Historic house in Iowa, United States

The Henderson Lewelling House, also known as the Lewelling Quaker Museum, is a historic building located in Salem, Iowa, United States. Henderson Luelling (as he more consistently spelled his surname, following his father's practice) and his wife Elizabeth were among the first settlers in the Quaker community of Salem in 1837. They moved here from Henry County, Indiana, and Henderson moved his fruit tree nursery with him. This was Iowa's first commercial nursery. Henderson built this two-story stone house with Greek Revival details in 1843. The Lewellings were abolitionists associated with the Society of Anti-Slavery Friends, and his home is thought to have been a stop on the Underground Railroad. The family left Salem for Oregon in 1847, taking the nursery with them.
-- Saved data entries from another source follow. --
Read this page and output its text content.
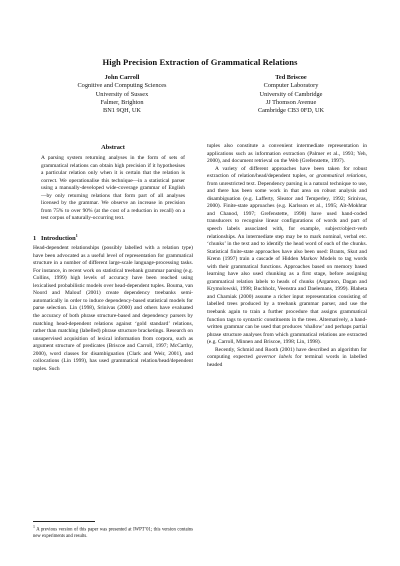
High Precision Extraction of Grammatical Relations
John Carroll
Cognitive and Computing Sciences
University of Sussex
Falmer, Brighton
BN1 9QH, UK
Ted Briscoe
Computer Laboratory
University of Cambridge
JJ Thomson Avenue
Cambridge CB3 0FD, UK
Abstract

A parsing system returning analyses in the form of sets of grammatical relations can obtain high precision if it hypothesises a particular relation only when it is certain that the relation is correct. We operationalise this technique—in a statistical parser using a manually-developed wide-coverage grammar of English—by only returning relations that form part of all analyses licensed by the grammar. We observe an increase in precision from 75% to over 90% (at the cost of a reduction in recall) on a test corpus of naturally-occurring text.

1 Introduction$^1$

Head-dependent relationships (possibly labelled with a relation type) have been advocated as a useful level of representation for grammatical structure in a number of different large-scale language-processing tasks. For instance, in recent work on statistical treebank grammar parsing (e.g. Collins, 1999) high levels of accuracy have been reached using lexicalised probabilistic models over head-dependent tuples. Bouma, van Noord and Malouf (2001) create dependency treebanks semi-automatically in order to induce dependency-based statistical models for parse selection. Lin (1998), Srinivas (2000) and others have evaluated the accuracy of both phrase structure-based and dependency parsers by matching head-dependent relations against ‘gold standard’ relations, rather than matching (labelled) phrase structure bracketings. Research on unsupervised acquisition of lexical information from corpora, such as argument structure of predicates (Briscoe and Carroll, 1997; McCarthy, 2000), word classes for disambiguation (Clark and Weir, 2001), and collocations (Lin 1999), has used grammatical relation/head/dependent tuples. Such

$^1$ A previous version of this paper was presented at IWPT’01; this version contains new experiments and results.

tuples also constitute a convenient intermediate representation in applications such as information extraction (Palmer et al., 1993; Yeh, 2000), and document retrieval on the Web (Grefenstette, 1997).

A variety of different approaches have been taken for robust extraction of relation/head/dependent tuples, or grammatical relations, from unrestricted text. Dependency parsing is a natural technique to use, and there has been some work in that area on robust analysis and disambiguation (e.g. Lafferty, Sleator and Temperley, 1992; Srinivas, 2000). Finite-state approaches (e.g. Karlsson et al., 1995; Aït-Mokhtar and Chanod, 1997; Grefenstette, 1998) have used hand-coded transducers to recognise linear configurations of words and part of speech labels associated with, for example, subject/object-verb relationships. An intermediate step may be to mark nominal, verbal etc. ‘chunks’ in the text and to identify the head word of each of the chunks. Statistical finite-state approaches have also been used: Brants, Skut and Krenn (1997) train a cascade of Hidden Markov Models to tag words with their grammatical functions. Approaches based on memory based learning have also used chunking as a first stage, before assigning grammatical relation labels to heads of chunks (Argamon, Dagan and Krymolowski, 1998; Buchholz, Veenstra and Daelemans, 1999). Blaheta and Charniak (2000) assume a richer input representation consisting of labelled trees produced by a treebank grammar parser, and use the treebank again to train a further procedure that assigns grammatical function tags to syntactic constituents in the trees. Alternatively, a hand-written grammar can be used that produces ‘shallow’ and perhaps partial phrase structure analyses from which grammatical relations are extracted (e.g. Carroll, Minnen and Briscoe, 1998; Lin, 1998).

Recently, Schmid and Rooth (2001) have described an algorithm for computing expected governor labels for terminal words in labelled headed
The Lewelling's continued to own the house after they left Salem, and Nelson Gibbs, the local Justice of the Peace, used it for his office. In 1848 he held a hearing in the house concerning the slaves of Ruel Daggs from Clark County, Missouri who had escaped to Salem. Because of the size of the crowd, the hearing was moved to the Anti-Slavery Quaker Meetinghouse (no longer extant) across the street. Gibbs determined he had no jurisdiction in the case. It led to the federal court case Ruel Daggs vs. Elihu Frazier et al (1850), which was heard in the United States District Court for the Southern District of Iowa in Burlington. The case, which Daggs won, was one of the last major cases using the Fugitive Slave Act of 1793, and the only one held west of the Mississippi River.

The house was listed on the National Register of Historic Places in 1982. It is noteworthy for its association with both Lewelling's nursery and the Daggs' case. It has been converted into a museum.